聶青婉說:「不大餓。」
殷玄嗯了一聲,低頭玩著她的手指:「夏班遞了消息來,華氏藥門送上了白雪三窖,想來不久之後會有華氏藥門的人登門華府,那個時候,華氏皇門和華氏藥門的百年夙怨也就一筆勾銷了,婉婉也可以完全放心了。」
聶青婉看著他,說了一聲:「知道了。」
殷玄沒再言語,抱著她去了軟榻,不知道從何時起,涼榻上的涼蓆被收了起來,換上了棉軟的柔墊,不過傍晚風漸涼,氣候也漸漸舒爽,坐在這樣的柔墊上,倒也舒服之極。
殷玄斜靠著,讓聶青婉也斜靠在他的懷裡,二人一時都沒說話,過了半個鐘頭之後,聶青婉說:「有些餓了。
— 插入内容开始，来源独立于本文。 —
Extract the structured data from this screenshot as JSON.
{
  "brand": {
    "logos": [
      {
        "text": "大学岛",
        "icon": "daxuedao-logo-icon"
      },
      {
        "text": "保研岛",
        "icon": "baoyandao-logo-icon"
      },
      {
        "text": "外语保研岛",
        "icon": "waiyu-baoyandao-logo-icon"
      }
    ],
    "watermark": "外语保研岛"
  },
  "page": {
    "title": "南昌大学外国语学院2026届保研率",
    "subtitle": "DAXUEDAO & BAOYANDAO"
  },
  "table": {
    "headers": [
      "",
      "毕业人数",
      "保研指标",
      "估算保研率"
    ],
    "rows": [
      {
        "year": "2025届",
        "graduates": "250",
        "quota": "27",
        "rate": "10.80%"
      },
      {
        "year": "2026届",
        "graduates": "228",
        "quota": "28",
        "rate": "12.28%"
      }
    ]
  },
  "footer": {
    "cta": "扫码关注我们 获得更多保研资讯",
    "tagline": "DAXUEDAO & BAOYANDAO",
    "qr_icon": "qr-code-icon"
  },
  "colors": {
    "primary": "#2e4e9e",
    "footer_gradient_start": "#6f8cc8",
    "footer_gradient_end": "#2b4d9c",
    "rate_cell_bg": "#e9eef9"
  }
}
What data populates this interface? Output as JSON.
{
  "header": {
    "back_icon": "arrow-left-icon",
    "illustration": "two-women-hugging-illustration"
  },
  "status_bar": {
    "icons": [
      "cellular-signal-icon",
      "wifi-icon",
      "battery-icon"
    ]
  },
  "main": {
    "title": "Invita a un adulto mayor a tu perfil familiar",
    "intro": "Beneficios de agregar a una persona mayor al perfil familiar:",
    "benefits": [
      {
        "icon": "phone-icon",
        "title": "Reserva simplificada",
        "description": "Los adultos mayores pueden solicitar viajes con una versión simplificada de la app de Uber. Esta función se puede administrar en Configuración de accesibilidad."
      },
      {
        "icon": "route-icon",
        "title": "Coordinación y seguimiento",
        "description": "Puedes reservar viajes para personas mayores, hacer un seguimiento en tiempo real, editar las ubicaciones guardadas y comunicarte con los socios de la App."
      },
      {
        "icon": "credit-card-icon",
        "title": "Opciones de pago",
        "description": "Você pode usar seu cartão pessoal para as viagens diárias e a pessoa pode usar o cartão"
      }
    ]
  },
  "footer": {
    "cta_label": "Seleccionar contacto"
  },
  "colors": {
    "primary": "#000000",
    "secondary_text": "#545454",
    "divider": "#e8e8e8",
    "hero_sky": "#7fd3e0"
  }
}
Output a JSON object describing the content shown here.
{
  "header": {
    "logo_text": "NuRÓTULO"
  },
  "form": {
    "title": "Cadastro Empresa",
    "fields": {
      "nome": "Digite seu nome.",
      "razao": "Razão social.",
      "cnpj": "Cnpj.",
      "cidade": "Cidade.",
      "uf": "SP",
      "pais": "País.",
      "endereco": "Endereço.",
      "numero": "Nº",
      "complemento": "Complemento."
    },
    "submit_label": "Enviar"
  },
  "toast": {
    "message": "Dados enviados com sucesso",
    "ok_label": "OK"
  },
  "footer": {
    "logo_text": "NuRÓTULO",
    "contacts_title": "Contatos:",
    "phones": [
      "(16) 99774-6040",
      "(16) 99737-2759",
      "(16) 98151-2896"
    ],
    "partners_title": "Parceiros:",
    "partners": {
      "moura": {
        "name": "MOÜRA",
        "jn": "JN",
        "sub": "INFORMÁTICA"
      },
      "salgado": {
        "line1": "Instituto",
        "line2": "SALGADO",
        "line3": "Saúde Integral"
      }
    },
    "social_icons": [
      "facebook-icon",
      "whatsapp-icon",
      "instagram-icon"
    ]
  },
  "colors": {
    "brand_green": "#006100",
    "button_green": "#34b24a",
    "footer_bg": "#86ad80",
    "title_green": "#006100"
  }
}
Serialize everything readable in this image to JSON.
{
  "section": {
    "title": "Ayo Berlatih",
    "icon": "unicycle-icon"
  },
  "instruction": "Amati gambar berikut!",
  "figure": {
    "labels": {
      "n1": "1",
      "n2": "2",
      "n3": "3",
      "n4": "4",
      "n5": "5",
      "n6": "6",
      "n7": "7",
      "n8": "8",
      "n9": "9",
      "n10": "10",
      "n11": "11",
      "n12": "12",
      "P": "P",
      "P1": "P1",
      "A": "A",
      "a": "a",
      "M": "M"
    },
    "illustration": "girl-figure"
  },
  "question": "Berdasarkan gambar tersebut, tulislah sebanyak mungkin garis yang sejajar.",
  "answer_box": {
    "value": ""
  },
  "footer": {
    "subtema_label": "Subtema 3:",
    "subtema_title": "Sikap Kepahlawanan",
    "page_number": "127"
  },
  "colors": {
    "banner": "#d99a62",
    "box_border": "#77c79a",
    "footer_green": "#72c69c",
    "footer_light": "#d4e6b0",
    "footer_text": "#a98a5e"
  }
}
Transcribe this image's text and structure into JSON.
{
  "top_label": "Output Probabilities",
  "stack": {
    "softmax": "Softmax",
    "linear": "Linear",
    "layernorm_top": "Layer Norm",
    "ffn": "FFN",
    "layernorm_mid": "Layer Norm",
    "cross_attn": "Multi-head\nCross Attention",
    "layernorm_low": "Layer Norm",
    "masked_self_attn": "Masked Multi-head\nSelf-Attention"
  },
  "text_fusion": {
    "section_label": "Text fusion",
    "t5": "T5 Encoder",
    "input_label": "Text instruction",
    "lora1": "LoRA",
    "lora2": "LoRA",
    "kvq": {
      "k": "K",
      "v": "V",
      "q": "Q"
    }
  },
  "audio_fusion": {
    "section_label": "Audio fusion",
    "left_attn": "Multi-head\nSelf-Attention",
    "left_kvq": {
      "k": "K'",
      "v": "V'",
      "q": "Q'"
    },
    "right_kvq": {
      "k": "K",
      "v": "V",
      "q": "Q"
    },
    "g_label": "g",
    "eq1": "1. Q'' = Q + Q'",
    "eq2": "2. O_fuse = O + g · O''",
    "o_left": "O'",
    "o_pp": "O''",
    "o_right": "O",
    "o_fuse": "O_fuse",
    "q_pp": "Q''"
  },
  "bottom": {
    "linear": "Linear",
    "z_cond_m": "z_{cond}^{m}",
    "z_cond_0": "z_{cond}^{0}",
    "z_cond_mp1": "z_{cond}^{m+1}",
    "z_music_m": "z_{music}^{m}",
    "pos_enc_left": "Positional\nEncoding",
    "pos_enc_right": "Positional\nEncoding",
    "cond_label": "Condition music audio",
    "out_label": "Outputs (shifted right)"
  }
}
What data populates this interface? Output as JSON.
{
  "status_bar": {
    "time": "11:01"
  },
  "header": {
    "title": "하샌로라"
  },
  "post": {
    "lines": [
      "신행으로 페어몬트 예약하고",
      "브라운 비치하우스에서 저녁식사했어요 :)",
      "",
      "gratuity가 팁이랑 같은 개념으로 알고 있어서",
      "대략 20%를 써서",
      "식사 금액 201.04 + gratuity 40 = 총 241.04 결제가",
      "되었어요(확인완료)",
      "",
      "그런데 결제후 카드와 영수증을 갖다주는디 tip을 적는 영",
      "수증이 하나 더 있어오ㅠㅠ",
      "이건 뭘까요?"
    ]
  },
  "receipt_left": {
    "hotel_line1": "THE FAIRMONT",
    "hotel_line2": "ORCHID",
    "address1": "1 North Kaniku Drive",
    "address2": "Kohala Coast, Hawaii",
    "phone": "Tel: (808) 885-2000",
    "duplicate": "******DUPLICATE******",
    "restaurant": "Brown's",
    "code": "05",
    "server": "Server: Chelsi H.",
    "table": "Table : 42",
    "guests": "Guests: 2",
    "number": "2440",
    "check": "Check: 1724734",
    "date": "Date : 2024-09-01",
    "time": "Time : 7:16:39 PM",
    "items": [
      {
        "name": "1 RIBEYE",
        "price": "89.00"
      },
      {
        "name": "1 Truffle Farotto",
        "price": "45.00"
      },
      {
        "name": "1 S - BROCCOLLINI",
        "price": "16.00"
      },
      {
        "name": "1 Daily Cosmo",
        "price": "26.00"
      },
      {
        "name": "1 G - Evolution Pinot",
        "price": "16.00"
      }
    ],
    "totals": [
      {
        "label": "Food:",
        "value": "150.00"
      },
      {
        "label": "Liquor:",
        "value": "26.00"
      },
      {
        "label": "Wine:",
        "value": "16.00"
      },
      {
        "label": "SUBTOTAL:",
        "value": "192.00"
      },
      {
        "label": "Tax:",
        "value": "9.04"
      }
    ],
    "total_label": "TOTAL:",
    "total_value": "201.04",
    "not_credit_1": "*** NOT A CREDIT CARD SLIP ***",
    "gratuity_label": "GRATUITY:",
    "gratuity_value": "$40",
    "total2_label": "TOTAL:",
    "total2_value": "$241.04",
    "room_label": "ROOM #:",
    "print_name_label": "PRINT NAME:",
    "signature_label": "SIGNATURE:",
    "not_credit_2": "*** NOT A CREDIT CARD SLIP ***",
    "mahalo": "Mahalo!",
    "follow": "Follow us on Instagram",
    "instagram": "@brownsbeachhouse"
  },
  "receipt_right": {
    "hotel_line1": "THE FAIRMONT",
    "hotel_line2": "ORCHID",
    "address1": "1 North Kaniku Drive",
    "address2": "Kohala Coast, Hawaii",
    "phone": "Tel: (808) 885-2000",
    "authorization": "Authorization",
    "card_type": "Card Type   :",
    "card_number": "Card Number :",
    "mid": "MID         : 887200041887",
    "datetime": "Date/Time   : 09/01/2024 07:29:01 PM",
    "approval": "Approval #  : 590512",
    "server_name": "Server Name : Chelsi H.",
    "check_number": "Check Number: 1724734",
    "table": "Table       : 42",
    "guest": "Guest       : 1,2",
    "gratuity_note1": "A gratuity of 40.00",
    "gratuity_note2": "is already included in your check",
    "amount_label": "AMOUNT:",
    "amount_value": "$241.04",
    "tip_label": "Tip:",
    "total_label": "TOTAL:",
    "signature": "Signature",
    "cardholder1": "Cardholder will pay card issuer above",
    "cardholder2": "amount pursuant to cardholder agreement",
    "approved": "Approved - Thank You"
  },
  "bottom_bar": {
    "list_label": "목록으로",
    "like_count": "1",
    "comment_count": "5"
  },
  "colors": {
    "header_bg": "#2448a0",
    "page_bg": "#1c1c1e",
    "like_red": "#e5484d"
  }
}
」
殷玄在摟著她淺眠,聽到這話,他睜開眼睛,用內力向外面傳話,讓隨海去通知御廚那邊備膳,還特意強調讓御廚那邊備菜用心些。
隨海也知道最近皇后娘娘的胃口有些『叼鑽』,哪敢馬虎呀,連忙跑下去親自通知御廚那邊,傳達皇上的話,廚子們也是膽顫心驚,最近皇后娘娘的口味真是毫無章法,每天喜歡吃的東西都不重樣,而且,有時候對肉反味,有時候又特想吃肉,有時候又對酸物反味,有時候又特別嗜酸,你這麼胡亂的來一通,他們哪裡知道哪天該備哪樣菜吖!
好在也伺候這位主子好一段時間了,從她不正常開始也有好幾天了,廚子們還是能掌握到一些火候的,精心地備了一桌子菜,勉強過了關,聽說這位讓皇上百般疼愛的皇后娘娘今日吃的挺多,飯菜也極合胃口。
廚子們懸著的一顆心終於可以放下來了。
晚上吃完飯,聶青婉主動提出去散散步,殷玄自然巴不得,笑著扣住她的手就出去了,隨海和浣東浣西自然跟上。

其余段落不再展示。